When I first read Oklahoma’s Senate Bill 503 (“SB 503”) filed during the 1st Session of the 57th Legislature (2019), I would be lying if I did not say that my jaw dropped. On its face, most of the existing statute remains unchanged. In fact, very few words have been added and/or modified. However, if the proposed legislation is passed and survives a constitutional challenge, the ramifications would be huge.
What is Oklahoma's Senate Bill 503?
SB 503 purports make two major changes by modifying Title 52 O.S. §87.1 to amend the statutory Pugh clause and allow wellbore pooling. First, the current statutory Pugh clause provides that lands outside of a spacing and drilling unit of 160 acres or more cannot be held by a lease beyond its primary term.
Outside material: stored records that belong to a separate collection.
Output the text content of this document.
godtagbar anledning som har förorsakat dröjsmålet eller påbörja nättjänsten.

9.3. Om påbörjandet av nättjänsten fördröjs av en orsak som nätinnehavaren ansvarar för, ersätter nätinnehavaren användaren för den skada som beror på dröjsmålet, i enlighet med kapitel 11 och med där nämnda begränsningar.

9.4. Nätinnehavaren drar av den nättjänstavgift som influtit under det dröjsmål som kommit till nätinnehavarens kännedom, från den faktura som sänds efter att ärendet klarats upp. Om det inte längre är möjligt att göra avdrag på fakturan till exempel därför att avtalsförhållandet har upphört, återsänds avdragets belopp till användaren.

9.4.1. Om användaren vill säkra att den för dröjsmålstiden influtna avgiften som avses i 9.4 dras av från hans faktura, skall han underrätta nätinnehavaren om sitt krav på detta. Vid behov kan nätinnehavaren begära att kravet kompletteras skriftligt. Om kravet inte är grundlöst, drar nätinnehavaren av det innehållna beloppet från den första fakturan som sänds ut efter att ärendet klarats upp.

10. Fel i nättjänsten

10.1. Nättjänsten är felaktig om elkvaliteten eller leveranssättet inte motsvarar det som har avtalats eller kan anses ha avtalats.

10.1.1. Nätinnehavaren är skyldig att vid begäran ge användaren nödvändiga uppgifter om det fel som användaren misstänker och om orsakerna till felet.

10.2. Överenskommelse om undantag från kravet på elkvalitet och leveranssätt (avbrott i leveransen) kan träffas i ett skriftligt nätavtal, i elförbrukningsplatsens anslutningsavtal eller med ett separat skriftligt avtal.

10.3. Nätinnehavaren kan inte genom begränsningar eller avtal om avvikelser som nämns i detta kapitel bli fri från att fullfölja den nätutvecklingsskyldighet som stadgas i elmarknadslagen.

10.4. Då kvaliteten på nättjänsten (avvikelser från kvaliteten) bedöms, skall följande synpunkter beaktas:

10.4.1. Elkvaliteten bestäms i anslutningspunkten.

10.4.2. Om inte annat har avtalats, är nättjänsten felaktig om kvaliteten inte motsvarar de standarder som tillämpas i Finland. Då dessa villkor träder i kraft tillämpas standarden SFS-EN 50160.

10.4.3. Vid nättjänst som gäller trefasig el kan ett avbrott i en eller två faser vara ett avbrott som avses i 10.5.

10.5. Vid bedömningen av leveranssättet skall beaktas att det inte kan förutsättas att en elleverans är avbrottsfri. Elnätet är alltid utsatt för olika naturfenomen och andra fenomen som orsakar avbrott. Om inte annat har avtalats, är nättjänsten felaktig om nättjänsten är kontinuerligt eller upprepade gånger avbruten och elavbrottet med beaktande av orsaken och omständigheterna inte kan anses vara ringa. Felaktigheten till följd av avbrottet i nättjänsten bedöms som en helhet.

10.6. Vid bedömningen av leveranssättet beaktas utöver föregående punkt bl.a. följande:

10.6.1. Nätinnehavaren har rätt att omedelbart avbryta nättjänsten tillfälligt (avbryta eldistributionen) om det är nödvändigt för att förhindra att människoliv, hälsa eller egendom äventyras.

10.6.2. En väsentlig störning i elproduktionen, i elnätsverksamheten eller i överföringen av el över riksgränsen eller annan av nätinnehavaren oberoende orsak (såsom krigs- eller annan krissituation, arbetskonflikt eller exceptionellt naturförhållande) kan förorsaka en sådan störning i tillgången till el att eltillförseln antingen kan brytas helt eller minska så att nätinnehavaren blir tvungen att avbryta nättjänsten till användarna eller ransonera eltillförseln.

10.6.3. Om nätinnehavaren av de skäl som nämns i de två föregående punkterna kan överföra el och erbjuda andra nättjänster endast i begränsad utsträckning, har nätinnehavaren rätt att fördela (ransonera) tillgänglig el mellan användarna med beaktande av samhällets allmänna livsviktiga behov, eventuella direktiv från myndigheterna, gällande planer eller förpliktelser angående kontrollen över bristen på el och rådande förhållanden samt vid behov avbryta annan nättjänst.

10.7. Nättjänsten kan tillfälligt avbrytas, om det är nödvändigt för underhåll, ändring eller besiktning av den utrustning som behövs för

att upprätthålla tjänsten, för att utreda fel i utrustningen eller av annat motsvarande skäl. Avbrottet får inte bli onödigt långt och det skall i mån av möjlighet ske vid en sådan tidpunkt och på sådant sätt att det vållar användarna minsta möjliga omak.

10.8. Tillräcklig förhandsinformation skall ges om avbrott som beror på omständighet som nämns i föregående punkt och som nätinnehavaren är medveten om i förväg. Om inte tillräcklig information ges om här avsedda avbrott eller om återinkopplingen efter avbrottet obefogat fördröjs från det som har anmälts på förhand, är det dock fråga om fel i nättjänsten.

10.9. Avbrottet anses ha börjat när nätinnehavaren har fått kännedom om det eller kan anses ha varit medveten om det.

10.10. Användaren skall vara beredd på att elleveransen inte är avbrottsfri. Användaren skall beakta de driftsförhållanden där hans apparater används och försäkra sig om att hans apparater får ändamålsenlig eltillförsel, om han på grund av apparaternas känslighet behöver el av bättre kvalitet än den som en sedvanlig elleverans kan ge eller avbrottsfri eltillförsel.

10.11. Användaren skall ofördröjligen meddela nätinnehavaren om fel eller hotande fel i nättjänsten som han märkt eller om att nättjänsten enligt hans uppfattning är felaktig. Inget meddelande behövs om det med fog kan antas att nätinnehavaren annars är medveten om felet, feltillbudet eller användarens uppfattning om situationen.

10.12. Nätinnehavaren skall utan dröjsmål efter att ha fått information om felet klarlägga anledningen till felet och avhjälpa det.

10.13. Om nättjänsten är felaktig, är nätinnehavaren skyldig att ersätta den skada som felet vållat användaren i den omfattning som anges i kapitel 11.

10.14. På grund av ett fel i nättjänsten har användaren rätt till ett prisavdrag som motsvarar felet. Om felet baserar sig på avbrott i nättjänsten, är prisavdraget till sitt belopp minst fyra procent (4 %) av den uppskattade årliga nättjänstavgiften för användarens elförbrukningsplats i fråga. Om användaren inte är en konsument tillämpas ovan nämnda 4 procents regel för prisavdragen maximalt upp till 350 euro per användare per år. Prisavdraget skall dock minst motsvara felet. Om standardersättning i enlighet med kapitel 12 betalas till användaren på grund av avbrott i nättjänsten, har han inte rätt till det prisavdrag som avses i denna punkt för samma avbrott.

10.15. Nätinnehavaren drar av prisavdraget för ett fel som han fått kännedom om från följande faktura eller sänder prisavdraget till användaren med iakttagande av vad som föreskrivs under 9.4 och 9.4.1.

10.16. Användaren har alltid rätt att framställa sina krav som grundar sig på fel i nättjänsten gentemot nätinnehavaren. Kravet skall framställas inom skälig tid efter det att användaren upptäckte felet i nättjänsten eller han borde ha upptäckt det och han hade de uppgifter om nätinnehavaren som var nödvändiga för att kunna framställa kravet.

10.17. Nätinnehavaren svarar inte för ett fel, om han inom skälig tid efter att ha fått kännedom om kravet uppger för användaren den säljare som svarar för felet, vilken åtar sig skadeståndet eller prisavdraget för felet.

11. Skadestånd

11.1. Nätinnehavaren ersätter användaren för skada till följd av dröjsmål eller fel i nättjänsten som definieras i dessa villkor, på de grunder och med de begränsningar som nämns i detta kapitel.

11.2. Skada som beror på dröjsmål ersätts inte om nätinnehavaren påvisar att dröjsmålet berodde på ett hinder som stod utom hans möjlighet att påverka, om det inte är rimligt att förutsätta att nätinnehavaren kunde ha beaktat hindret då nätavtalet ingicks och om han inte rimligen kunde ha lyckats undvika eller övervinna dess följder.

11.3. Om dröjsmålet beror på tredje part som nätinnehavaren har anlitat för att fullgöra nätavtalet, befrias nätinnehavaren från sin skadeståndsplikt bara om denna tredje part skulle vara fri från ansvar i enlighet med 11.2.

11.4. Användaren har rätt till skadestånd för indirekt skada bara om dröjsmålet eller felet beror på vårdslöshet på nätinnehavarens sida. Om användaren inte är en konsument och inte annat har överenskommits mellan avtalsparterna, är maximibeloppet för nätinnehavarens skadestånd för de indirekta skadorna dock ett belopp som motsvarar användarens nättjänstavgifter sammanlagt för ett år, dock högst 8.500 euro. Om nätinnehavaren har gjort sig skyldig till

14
However, because the statute only became effective on May 25, 1977, Oklahoma courts have held that the existing Pugh clause statute cannot be applied retroactively and does not apply to leases that were held prior to that date. But, with SB 503, the spacing requirement of 160 acres is eliminated and all leasehold interests outside of a producing drilling unit would automatically be released regardless of whether the well was drilled before or after May 25, 1977.
Second, SB 503 also purports to create wellbore pooling. As is stands now, pooling has been on a formation basis. So, if one formation is pooled, the initial pooling election made, or deemed if a respondent failed to elect, in that formation would control as to subsequent wells potentially drilled in the same formation. By contrast, pooling by the wellbore would allow respondents to potentially make a different election for each wellbore even if in the same formation.
Pros and Cons of SB 503
It is under these sets of rules that thousands of title opinions have been rendered. I have seen oil and gas leases going back to the 1920 that are still in existence because they are being extended past their primary term due to production and the statutory Pugh clause did not apply. The passage of the SB 503 would be a benefit for mineral owners because they will have leased interests that would now become unleased. This would allow these mineral owners to execute new leases where they would get a new lease bonus and possibly a better lease royalty than they had before.
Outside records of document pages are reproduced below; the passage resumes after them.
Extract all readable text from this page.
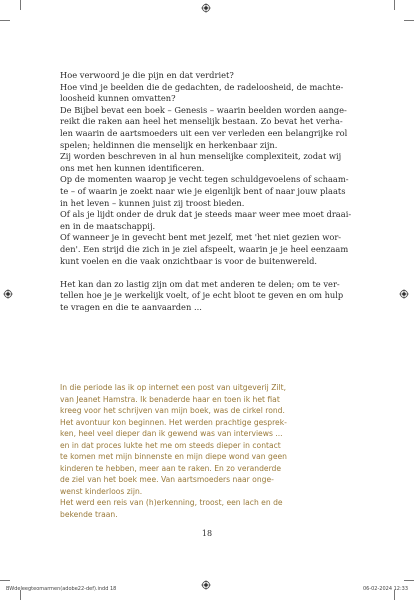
Hoe verwoord je die pijn en dat verdriet?
Hoe vind je beelden die de gedachten, de radeloosheid, de machte-
loosheid kunnen omvatten?
De Bijbel bevat een boek – Genesis – waarin beelden worden aange-
reikt die raken aan heel het menselijk bestaan. Zo bevat het verha-
len waarin de aartsmoeders uit een ver verleden een belangrijke rol
spelen; heldinnen die menselijk en herkenbaar zijn.
Zij worden beschreven in al hun menselijke complexiteit, zodat wij
ons met hen kunnen identificeren.
Op de momenten waarop je vecht tegen schuldgevoelens of schaam-
te – of waarin je zoekt naar wie je eigenlijk bent of naar jouw plaats
in het leven – kunnen juist zij troost bieden.
Of als je lijdt onder de druk dat je steeds maar weer mee moet draai-
en in de maatschappij.
Of wanneer je in gevecht bent met jezelf, met 'het niet gezien wor-
den'. Een strijd die zich in je ziel afspeelt, waarin je je heel eenzaam
kunt voelen en die vaak onzichtbaar is voor de buitenwereld.
Het kan dan zo lastig zijn om dat met anderen te delen; om te ver-
tellen hoe je je werkelijk voelt, of je echt bloot te geven en om hulp
te vragen en die te aanvaarden ...
In die periode las ik op internet een post van uitgeverij Zilt,
van Jeanet Hamstra. Ik benaderde haar en toen ik het fiat
kreeg voor het schrijven van mijn boek, was de cirkel rond.
Het avontuur kon beginnen. Het werden prachtige gesprek-
ken, heel veel dieper dan ik gewend was van interviews ...
en in dat proces lukte het me om steeds dieper in contact
te komen met mijn binnenste en mijn diepe wond van geen
kinderen te hebben, meer aan te raken. En zo veranderde
de ziel van het boek mee. Van aartsmoeders naar onge-
wenst kinderloos zijn.
Het werd een reis van (h)erkenning, troost, een lach en de
bekende traan.
18
BWdeleegteomarmen(adobe22-def).indd 18	06-02-2024 12:33
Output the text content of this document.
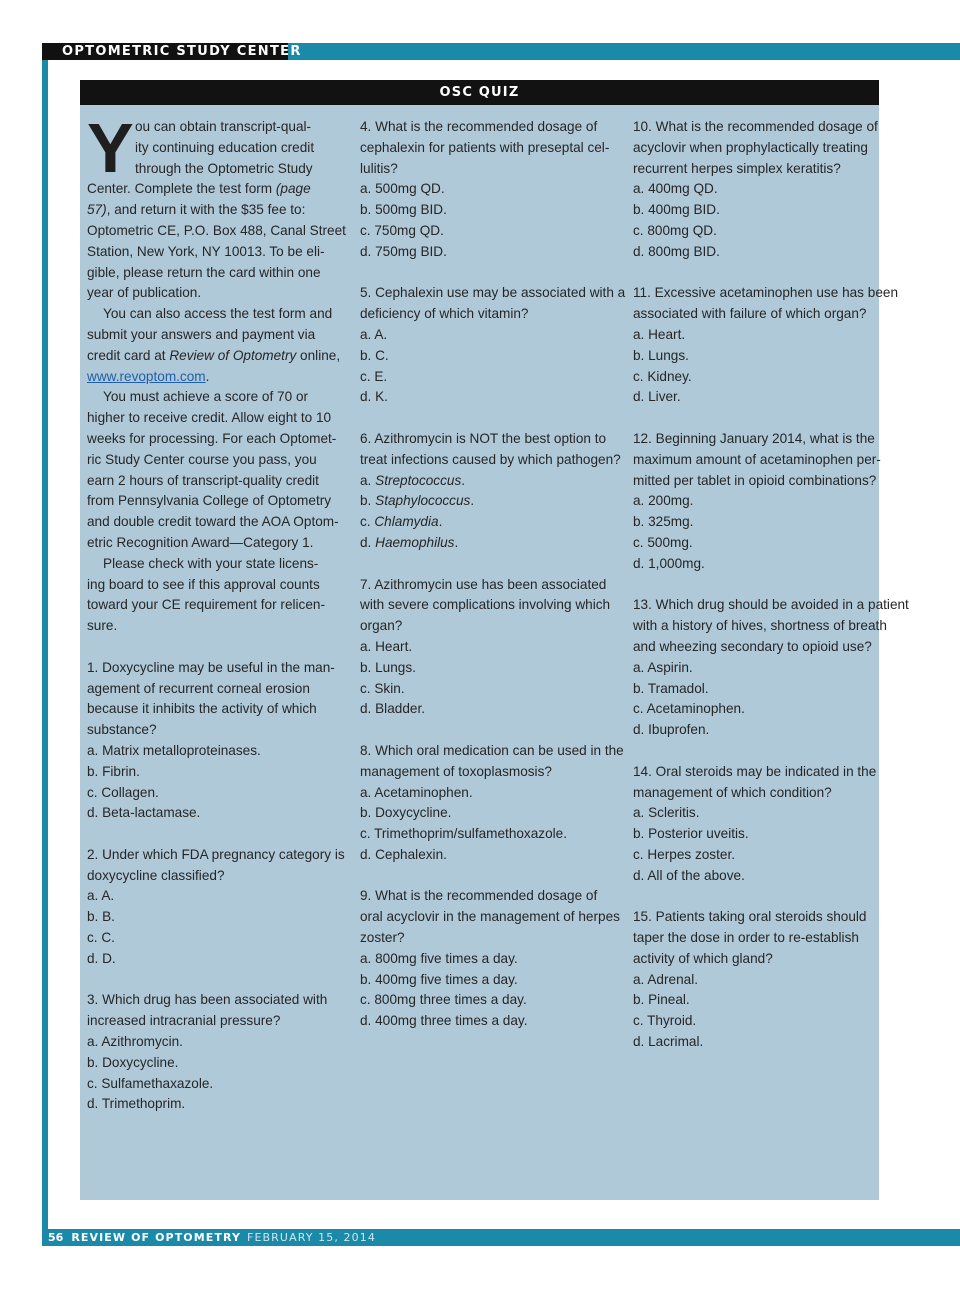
OPTOMETRIC STUDY CENTER
OSC QUIZ
Y ou can obtain transcript-qual-
ity continuing education credit
through the Optometric Study
Center. Complete the test form (page
57), and return it with the $35 fee to:
Optometric CE, P.O. Box 488, Canal Street
Station, New York, NY 10013. To be eli-
gible, please return the card within one
year of publication.
You can also access the test form and
submit your answers and payment via
credit card at Review of Optometry online,
www.revoptom.com.
You must achieve a score of 70 or
higher to receive credit. Allow eight to 10
weeks for processing. For each Optomet-
ric Study Center course you pass, you
earn 2 hours of transcript-quality credit
from Pennsylvania College of Optometry
and double credit toward the AOA Optom-
etric Recognition Award—Category 1.
Please check with your state licens-
ing board to see if this approval counts
toward your CE requirement for relicen-
sure.
1. Doxycycline may be useful in the man-
agement of recurrent corneal erosion
because it inhibits the activity of which
substance?
a. Matrix metalloproteinases.
b. Fibrin.
c. Collagen.
d. Beta-lactamase.
2. Under which FDA pregnancy category is
doxycycline classified?
a. A.
b. B.
c. C.
d. D.
3. Which drug has been associated with
increased intracranial pressure?
a. Azithromycin.
b. Doxycycline.
c. Sulfamethaxazole.
d. Trimethoprim.
4. What is the recommended dosage of
cephalexin for patients with preseptal cel-
lulitis?
a. 500mg QD.
b. 500mg BID.
c. 750mg QD.
d. 750mg BID.
5. Cephalexin use may be associated with a
deficiency of which vitamin?
a. A.
b. C.
c. E.
d. K.
6. Azithromycin is NOT the best option to
treat infections caused by which pathogen?
a. Streptococcus.
b. Staphylococcus.
c. Chlamydia.
d. Haemophilus.
7. Azithromycin use has been associated
with severe complications involving which
organ?
a. Heart.
b. Lungs.
c. Skin.
d. Bladder.
8. Which oral medication can be used in the
management of toxoplasmosis?
a. Acetaminophen.
b. Doxycycline.
c. Trimethoprim/sulfamethoxazole.
d. Cephalexin.
9. What is the recommended dosage of
oral acyclovir in the management of herpes
zoster?
a. 800mg five times a day.
b. 400mg five times a day.
c. 800mg three times a day.
d. 400mg three times a day.
10. What is the recommended dosage of
acyclovir when prophylactically treating
recurrent herpes simplex keratitis?
a. 400mg QD.
b. 400mg BID.
c. 800mg QD.
d. 800mg BID.
11. Excessive acetaminophen use has been
associated with failure of which organ?
a. Heart.
b. Lungs.
c. Kidney.
d. Liver.
12. Beginning January 2014, what is the
maximum amount of acetaminophen per-
mitted per tablet in opioid combinations?
a. 200mg.
b. 325mg.
c. 500mg.
d. 1,000mg.
13. Which drug should be avoided in a patient
with a history of hives, shortness of breath
and wheezing secondary to opioid use?
a. Aspirin.
b. Tramadol.
c. Acetaminophen.
d. Ibuprofen.
14. Oral steroids may be indicated in the
management of which condition?
a. Scleritis.
b. Posterior uveitis.
c. Herpes zoster.
d. All of the above.
15. Patients taking oral steroids should
taper the dose in order to re-establish
activity of which gland?
a. Adrenal.
b. Pineal.
c. Thyroid.
d. Lacrimal.
56 REVIEW OF OPTOMETRY FEBRUARY 15, 2014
For affected oil and gas companies, the passage of this bill would result in a cumbersome task of potentially reviewing every opinion they have to assess the potential impact. Any released acreage would have to be leased again if the lands were part of a company’s development plan. In addition, all existing pooling orders will need to be evaluated to determine whether working interest owners are now allowed to make an election on subsequent wells.
Keeping an Eye on OK SB 503
If SB 503 were to be passed, it would be one of the most significant pieces of legislation to affect oil and gas that this state has seen in a while. Needless to say, every mineral owner, oil and gas company and Oklahoma oil and gas title attorney will be keeping an eye out to see what happens with this bill.